As one of the things I do to keep my household of daughter and me and two cats churning along, I spend an inordinate amount of time on minutes for a complicated development review board hearing. The writing poses the interesting questions of what to include, what to delete, clarity of the whole, simplicity of sentence. Beneath this, the minutes are a miniature of a town and the push-pull around building and change, of past and present and future, of how multiple stories of people intersect.

A deep appeal for me, writing these minutes, is that the facts matter. I arrange numbers and percentages, how these describe boards and a proposed building beneath a stand of cedars.

What I don’t include is that beyond the cedars the bank drops steeply into the water. The water is particularly clean. I’ve been swimming at the public beach for years, and I know how you can swim far out and look down at the sandy bottom. Flecks of mica glitter in the sunlight. The facts of my own story include an especially warm October day many years ago when a friend and I ventured far out into the lake. We swam among the first of the fallen red leaves. The day was so warm and the water so still.

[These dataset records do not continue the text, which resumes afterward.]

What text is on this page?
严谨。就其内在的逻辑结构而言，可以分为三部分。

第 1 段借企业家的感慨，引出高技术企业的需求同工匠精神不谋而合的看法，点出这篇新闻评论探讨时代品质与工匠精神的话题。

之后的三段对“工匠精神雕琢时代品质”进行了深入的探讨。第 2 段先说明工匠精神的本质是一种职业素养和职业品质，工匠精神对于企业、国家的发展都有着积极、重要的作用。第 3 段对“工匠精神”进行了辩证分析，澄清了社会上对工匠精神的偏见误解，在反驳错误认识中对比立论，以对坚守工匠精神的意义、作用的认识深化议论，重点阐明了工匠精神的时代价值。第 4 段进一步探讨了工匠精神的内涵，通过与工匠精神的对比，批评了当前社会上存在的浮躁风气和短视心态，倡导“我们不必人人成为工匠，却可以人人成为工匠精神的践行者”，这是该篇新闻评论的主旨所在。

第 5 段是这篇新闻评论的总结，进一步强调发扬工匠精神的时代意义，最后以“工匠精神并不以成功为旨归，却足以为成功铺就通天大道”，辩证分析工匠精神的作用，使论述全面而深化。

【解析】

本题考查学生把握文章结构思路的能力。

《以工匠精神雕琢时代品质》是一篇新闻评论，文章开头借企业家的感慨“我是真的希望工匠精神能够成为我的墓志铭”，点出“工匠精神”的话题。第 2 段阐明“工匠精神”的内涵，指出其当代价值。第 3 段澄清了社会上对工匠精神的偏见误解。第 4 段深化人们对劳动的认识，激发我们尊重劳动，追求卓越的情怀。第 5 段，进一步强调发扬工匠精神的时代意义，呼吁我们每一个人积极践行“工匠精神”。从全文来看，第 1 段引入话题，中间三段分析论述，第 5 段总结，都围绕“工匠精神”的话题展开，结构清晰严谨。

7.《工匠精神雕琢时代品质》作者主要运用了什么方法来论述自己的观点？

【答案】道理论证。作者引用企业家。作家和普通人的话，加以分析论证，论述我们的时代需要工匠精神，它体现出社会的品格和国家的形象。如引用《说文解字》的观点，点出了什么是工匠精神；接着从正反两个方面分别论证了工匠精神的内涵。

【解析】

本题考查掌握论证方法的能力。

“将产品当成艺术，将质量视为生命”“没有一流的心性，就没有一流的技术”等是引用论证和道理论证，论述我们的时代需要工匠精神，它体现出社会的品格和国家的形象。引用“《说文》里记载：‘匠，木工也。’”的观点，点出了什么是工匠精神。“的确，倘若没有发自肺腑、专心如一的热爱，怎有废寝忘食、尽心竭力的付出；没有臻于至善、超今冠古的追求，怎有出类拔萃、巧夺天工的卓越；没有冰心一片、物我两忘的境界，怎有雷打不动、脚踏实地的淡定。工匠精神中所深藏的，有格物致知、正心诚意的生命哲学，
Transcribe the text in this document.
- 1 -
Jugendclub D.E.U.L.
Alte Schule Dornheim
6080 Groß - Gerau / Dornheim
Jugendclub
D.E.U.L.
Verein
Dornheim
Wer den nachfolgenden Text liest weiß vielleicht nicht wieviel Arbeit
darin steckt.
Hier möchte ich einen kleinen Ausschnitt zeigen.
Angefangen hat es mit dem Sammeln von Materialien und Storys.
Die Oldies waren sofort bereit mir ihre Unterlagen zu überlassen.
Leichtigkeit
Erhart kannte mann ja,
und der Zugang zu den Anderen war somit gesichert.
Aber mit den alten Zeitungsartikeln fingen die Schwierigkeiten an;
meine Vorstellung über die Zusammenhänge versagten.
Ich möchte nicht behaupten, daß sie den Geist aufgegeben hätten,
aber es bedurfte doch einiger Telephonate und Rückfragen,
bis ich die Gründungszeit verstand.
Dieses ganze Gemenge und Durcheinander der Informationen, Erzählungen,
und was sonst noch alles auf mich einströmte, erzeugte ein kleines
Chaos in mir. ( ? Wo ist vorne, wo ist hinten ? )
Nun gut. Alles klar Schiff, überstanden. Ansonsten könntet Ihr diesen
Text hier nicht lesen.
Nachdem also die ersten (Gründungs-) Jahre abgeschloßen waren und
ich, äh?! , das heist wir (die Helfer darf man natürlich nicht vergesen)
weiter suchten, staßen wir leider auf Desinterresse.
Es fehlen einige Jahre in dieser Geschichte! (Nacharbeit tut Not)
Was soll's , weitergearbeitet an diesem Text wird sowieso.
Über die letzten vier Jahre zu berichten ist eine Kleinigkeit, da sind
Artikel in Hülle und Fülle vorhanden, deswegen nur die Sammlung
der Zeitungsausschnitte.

And a line from Nikita Gill that sums up my tenor of thinking these days….

“We have all taken turns being Red Riding Hood and we have all been the wolf.” 

— Nikita Gill

In Very Vermont Fashion….

… I stopped by an art opening in a former brick stagecoach inn. In the Vermont way, the art was eclectic and superlative, the cheese local, the diminutive cupcakes homebaked, and the company excellent. My friend is the easy kind of person who doesn’t mind stepping forward with a plate of olives in her hand and introducing herself to a former library volunteer of mine whose name I can’t quite place….

Across the dirt road is an old barn where a stone labyrinth was placed a few years back. While my friend and I were talking, we watched two strangers do an excuse me, no, excuse me, sorting out who was going to enter the labyrinth first.

Small pleasures, friends, against the inevitable chaos of life.